Like I said, it is how you play the game...nothing about the rules.
If I understand your counterargument correctly, you'd say that while that's true, the fact that the COMBAT rules are simpler and quicker means that B/X and Shadowdark are supporting the dungeon crawl better by putting more focus on exploration, and less rules weight/depth into other stuff like combat. Yes?
I've said this is true. Games with few combat options other then "attack" are quicker then ones where each character has pages of abilities.
I would also add in the power levels too...the whole 'build' of the math of the game. The game where monsters have "low" hit points and character's do "low" damage. A powerful monster might only have 30 HP, with characters only doing 5 damage per round most of the time, with an occasional 10. This made combat much faster.

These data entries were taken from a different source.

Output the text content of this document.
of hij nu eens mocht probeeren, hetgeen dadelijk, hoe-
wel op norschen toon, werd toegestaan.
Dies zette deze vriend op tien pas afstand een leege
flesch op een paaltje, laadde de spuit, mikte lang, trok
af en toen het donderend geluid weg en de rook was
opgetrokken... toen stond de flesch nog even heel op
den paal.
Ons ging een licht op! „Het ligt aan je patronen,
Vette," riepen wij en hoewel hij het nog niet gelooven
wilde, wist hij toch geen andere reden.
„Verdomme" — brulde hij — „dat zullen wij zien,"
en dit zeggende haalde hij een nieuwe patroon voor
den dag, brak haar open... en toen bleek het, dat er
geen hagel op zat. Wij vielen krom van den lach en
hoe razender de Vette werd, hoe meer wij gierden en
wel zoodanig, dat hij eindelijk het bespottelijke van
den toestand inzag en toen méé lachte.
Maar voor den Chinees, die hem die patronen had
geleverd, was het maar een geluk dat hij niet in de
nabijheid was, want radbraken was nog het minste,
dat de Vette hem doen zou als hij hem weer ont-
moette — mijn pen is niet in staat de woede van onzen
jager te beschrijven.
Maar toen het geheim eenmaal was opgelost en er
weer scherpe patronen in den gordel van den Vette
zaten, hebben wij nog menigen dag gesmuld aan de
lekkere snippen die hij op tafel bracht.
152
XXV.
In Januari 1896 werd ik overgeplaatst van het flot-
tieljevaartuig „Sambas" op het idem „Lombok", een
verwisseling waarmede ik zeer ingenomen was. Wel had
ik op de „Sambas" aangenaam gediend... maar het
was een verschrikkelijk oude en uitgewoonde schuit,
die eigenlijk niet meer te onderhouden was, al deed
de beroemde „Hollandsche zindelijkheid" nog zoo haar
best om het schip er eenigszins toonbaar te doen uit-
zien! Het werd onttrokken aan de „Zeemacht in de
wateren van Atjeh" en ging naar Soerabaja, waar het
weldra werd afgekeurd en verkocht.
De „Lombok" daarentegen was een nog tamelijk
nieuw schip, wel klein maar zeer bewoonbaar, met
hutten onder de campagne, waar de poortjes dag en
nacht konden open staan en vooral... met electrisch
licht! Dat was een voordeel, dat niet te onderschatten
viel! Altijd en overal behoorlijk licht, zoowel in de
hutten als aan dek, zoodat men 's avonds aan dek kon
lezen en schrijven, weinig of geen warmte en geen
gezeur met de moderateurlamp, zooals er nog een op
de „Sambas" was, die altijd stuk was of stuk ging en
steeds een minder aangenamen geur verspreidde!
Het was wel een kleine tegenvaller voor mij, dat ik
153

And I would add the play style where combat is NOT a focus. Like in D&D, before 3E, several character classes were NOT expected to get into combat much. Combat, even more so melee combat, was just for the Fighters and Clerics(and Rangers, Paladins and Barbarians). The other classes, notably the Wizard and Thief(aka rouge), were not made for combat. And even more so with Specialty Priests of each God, 2E added many 'clerics' to non combat classes. Before 3E, the Thief was a sneaky stealth class, not the all powerful monster slaying STRIKER of 3E and beyond. And all the spellcasters, most notably the wizards and clerics had a LOT less direct attack spells. Clerics had few or no attack spells per level, And even wizards, if you combined the PH, Wizards Handbook and Tome of Magic(assuming you had the last two), had only a couple attack spells per level.
And this has a HUGE impact on the game play: most of the time half the characters don't get directly involved in combat and fights.
Also....my Shadowdark rulebook has like five pages of "dungeon exploration rules"....is there some expansion book that has super detailed pages of dungeon exploration rules?